В начале войны к ним на заставу пришел известный на Дальнем Востоке тигролов и сподвижник знаменитого пограничника Карацупы Архип Богачев. Служил бывалый солдат исправно, только сильно скучал по своему сыну Виктору, который служил в горно-вьючном полку. И вот задумал отец перетянуть своего сына к себе на заставу, захотел послужить на границе «семейным экипажем», как танкисты братья Михеевы. Написал рапорт самому Верховному. Просьбу отца уважили, Виктор прибыл на Аргунь и стал служить вместе с отцом. Был он такой тоненький, нежный, как лосенок. Так его и звали пограничники — «лосенком». Приятно было смотреть на степенного отца и молоденького сына. Они всегда ходили вместе, и в наряд, и на занятия, из одного котелка ели, под одной шинелью спали.
А потом на границу пришла та проклятая ночь, разыгрался очередной «сабантуй»: за Аргунью поднялась стрельба. Застава высыпала по тревоге к берегу, заняла траншеи. Вместе со всеми прибежал и Архип Богачев со своим «лосенком». Вот тут и случилось несчастье: вражеская пуля сразила сына. Отец зарыдал, забился, как раненый зверь. И, видно, не сдержался — ахнул из автомата по тому берегу.
— И правильно сделал, — вставил Шилобреев.
— Правильно, да не совсем, — продолжал лейтенант. — Следователь до сих пор к нам на заставу ездит, все допытывается, кто стрелял. Богачев молвит как рыба. А у бойцов язык не поворачивается выдать его. Ведь за ответный выстрел полагается трибунал.
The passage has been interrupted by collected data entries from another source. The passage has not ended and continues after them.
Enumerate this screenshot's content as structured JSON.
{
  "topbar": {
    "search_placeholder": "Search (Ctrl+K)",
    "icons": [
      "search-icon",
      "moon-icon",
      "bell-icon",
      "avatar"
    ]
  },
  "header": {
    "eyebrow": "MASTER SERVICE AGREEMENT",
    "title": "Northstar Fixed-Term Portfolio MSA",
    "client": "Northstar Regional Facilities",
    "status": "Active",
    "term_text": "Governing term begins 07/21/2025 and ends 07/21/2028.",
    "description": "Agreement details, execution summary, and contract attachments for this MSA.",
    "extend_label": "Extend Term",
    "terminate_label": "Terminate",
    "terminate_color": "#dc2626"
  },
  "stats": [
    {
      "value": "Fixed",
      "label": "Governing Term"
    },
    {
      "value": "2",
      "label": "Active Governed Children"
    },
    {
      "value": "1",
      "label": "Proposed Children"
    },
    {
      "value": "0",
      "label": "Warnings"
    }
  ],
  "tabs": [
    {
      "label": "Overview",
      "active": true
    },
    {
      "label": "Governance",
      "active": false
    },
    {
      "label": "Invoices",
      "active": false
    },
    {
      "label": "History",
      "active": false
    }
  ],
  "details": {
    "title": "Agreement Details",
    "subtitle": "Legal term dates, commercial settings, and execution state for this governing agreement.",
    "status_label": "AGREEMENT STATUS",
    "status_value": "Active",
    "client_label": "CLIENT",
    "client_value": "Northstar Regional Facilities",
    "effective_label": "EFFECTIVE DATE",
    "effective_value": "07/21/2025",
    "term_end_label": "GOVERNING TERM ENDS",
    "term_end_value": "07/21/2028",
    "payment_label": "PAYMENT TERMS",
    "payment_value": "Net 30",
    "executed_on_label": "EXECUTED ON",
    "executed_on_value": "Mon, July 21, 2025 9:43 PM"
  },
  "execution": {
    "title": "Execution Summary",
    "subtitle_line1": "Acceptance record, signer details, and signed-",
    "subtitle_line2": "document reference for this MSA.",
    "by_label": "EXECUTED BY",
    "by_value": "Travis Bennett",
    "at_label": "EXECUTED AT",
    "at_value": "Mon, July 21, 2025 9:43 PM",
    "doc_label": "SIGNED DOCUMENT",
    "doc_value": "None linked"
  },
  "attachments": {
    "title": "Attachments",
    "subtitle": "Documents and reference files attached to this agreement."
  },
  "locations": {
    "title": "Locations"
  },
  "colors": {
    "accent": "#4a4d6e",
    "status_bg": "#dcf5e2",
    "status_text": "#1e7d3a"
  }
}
— Как же следователь этого не понимает? — подосадовал Ермаков.
— Следователь по-своему прав. Ведь выстрел мог привести к конфликту, а конфликт к войне. Шутка ли?
— Какие уж тут шутки, — согласился Филипп.
— Богачев, конечно, понимает свою вину. Но ведь и его понять надо. Единственного сына потерял. По ночам разговаривать стал. Все проклинал себя, что вызвал его сюда. А днем выйдет с автоматом на Аргунь и глядит на тот берег как сыч. Я уж его связным взял, чтобы при себе держать. Кто его знает, что у него на уме?
— Это не он ли так любезно встречал нас сегодня? — спросил Ермаков.
— Ну конечно, — подтвердил лейтенант.
Они все трое долго смотрели молча на небольшой краснозвездный обелиск, залитый бледным лунным светом, и каждый по-своему думал о молодом пограничнике, сраженном злой самурайской пулей. Молчание прервал начальник погранзаставы.
— Но теперь наш Архип, кажется, дождался своего часа, — сказал он.
— Это как же понимать? — спросил с недоумением Ермаков.